Integral inequality with exponents

Question

Let $f(x):[0;1]\to\mathbb{R}$ be continuous function. Prove that $$\int_0^1e^{f(x)}dx \cdot \int_0^1e^{-f(x)}dx \geq 1+\int_0^1(f(x))^2dx-\Bigg(\int_0^1f(x)dx\Bigg)^2.$$
I tried to use Cauchy–Schwarz inequality. I tried some substitutions and integration by parts.
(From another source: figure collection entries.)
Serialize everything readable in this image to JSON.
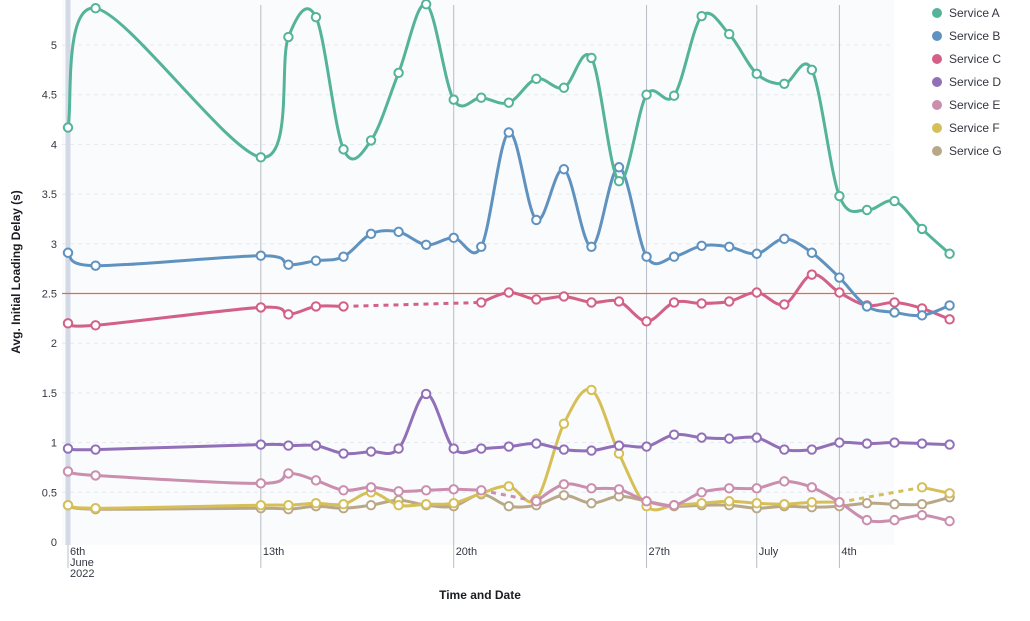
{
  "chart_data": {
    "type": "line",
    "xlabel": "Time and Date",
    "ylabel": "Avg. Initial Loading Delay (s)",
    "ylim": [
      0,
      5.4
    ],
    "yticks": [
      0,
      0.5,
      1,
      1.5,
      2,
      2.5,
      3,
      3.5,
      4,
      4.5,
      5
    ],
    "grid": true,
    "legend_position": "top-right",
    "threshold": {
      "value": 2.5,
      "color": "#e7664c"
    },
    "x": [
      "2022-06-06",
      "2022-06-07",
      "2022-06-13",
      "2022-06-14",
      "2022-06-15",
      "2022-06-16",
      "2022-06-17",
      "2022-06-18",
      "2022-06-19",
      "2022-06-20",
      "2022-06-21",
      "2022-06-22",
      "2022-06-23",
      "2022-06-24",
      "2022-06-25",
      "2022-06-26",
      "2022-06-27",
      "2022-06-28",
      "2022-06-29",
      "2022-06-30",
      "2022-07-01",
      "2022-07-02",
      "2022-07-03",
      "2022-07-04",
      "2022-07-05",
      "2022-07-06",
      "2022-07-07",
      "2022-07-08"
    ],
    "x_tick_labels": [
      {
        "date": "2022-06-06",
        "lines": [
          "6th",
          "June",
          "2022"
        ]
      },
      {
        "date": "2022-06-13",
        "lines": [
          "13th"
        ]
      },
      {
        "date": "2022-06-20",
        "lines": [
          "20th"
        ]
      },
      {
        "date": "2022-06-27",
        "lines": [
          "27th"
        ]
      },
      {
        "date": "2022-07-01",
        "lines": [
          "July"
        ]
      },
      {
        "date": "2022-07-04",
        "lines": [
          "4th"
        ]
      }
    ],
    "series": [
      {
        "name": "Service A",
        "color": "#54b399",
        "values": [
          4.17,
          5.37,
          3.87,
          5.08,
          5.28,
          3.95,
          4.04,
          4.72,
          5.41,
          4.45,
          4.47,
          4.42,
          4.66,
          4.57,
          4.87,
          3.63,
          4.5,
          4.49,
          5.29,
          5.11,
          4.71,
          4.61,
          4.75,
          3.48,
          3.34,
          3.43,
          3.15,
          2.9
        ]
      },
      {
        "name": "Service B",
        "color": "#6092c0",
        "values": [
          2.91,
          2.78,
          2.88,
          2.79,
          2.83,
          2.87,
          3.1,
          3.12,
          2.99,
          3.06,
          2.97,
          4.12,
          3.24,
          3.75,
          2.97,
          3.77,
          2.87,
          2.87,
          2.98,
          2.97,
          2.9,
          3.05,
          2.91,
          2.66,
          2.37,
          2.31,
          2.28,
          2.38
        ]
      },
      {
        "name": "Service C",
        "color": "#d36086",
        "values": [
          2.2,
          2.18,
          2.36,
          2.29,
          2.37,
          2.37,
          null,
          null,
          null,
          null,
          2.41,
          2.51,
          2.44,
          2.47,
          2.41,
          2.42,
          2.22,
          2.41,
          2.4,
          2.42,
          2.51,
          2.39,
          2.69,
          2.51,
          2.38,
          2.41,
          2.35,
          2.24
        ],
        "dashed_gaps": true
      },
      {
        "name": "Service D",
        "color": "#9170b8",
        "values": [
          0.94,
          0.93,
          0.98,
          0.97,
          0.97,
          0.89,
          0.91,
          0.94,
          1.49,
          0.94,
          0.94,
          0.96,
          0.99,
          0.93,
          0.92,
          0.97,
          0.96,
          1.08,
          1.05,
          1.04,
          1.05,
          0.93,
          0.93,
          1.0,
          0.99,
          1.0,
          0.99,
          0.98
        ]
      },
      {
        "name": "Service E",
        "color": "#ca8eae",
        "values": [
          0.71,
          0.67,
          0.59,
          0.69,
          0.62,
          0.52,
          0.55,
          0.51,
          0.52,
          0.53,
          0.52,
          null,
          0.41,
          0.58,
          0.54,
          0.53,
          0.41,
          0.37,
          0.5,
          0.54,
          0.54,
          0.61,
          0.55,
          0.4,
          0.22,
          0.22,
          0.27,
          0.21
        ],
        "dashed_gaps": true
      },
      {
        "name": "Service F",
        "color": "#d6bf57",
        "values": [
          0.37,
          0.34,
          0.37,
          0.37,
          0.39,
          0.38,
          0.5,
          0.37,
          0.38,
          0.39,
          0.49,
          0.56,
          0.43,
          1.19,
          1.53,
          0.89,
          0.36,
          0.37,
          0.39,
          0.41,
          0.39,
          0.38,
          0.4,
          0.4,
          null,
          null,
          0.55,
          0.49
        ],
        "dashed_gaps": true
      },
      {
        "name": "Service G",
        "color": "#b9a888",
        "values": [
          0.37,
          0.33,
          0.34,
          0.33,
          0.36,
          0.34,
          0.37,
          0.42,
          0.37,
          0.36,
          0.48,
          0.36,
          0.37,
          0.47,
          0.39,
          0.46,
          0.41,
          0.36,
          0.37,
          0.37,
          0.34,
          0.36,
          0.35,
          0.36,
          0.39,
          0.38,
          0.38,
          0.45
        ]
      }
    ]
  }
}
I also tried to see on the following inequality $\int_0^1\big(e^{f(x)}-g(x)\big)^2dx\geq0$ and find such a function $g(x)$ to get closer to initial inequality. I don't know what else I should try.

Answer 1

Now I know the solution. Lemma: $\forall t \in \mathbb{R}$ the following inequality holds $e^t+e^{-t} \geq 2+t^2$. Proof of the Lemma: $$e^t+e^{-t} = 2 \sum_{n=0}^{\infty} \frac{t^{2n}}{(2n)!}=2(1+\frac{t^2}{2}+...) \geq 2+t^2$$ Now put $t=f(x)-f(y)$. We have $$e^{f(x)-f(y)}+e^{f(y)-f(x)} \geq 2+(f(x))^2+(f(y))^2-2f(x)f(y)$$ Taking double integral with respect to $x$ and $y$ over $[0 ; 1]^2$ we have $$\int_{0}^{1}\int_{0}^{1}e^{f(x)}e^{-f(y)}dxdy+\int_{0}^{1}\int_{0}^{1}e^{f(y)}e^{-f(x)}dxdy\geq2+\int_{0}^{1}(f(x))^2dx+\int_{0}^{1}(f(y))^2dy-\int_{0}^{1}\int_{0}^{1}2f(x)f(y)dxdy$$ We can obviously represent double integral as a product of two integrals in this case. After dividing by $2$ we get the desired inequality.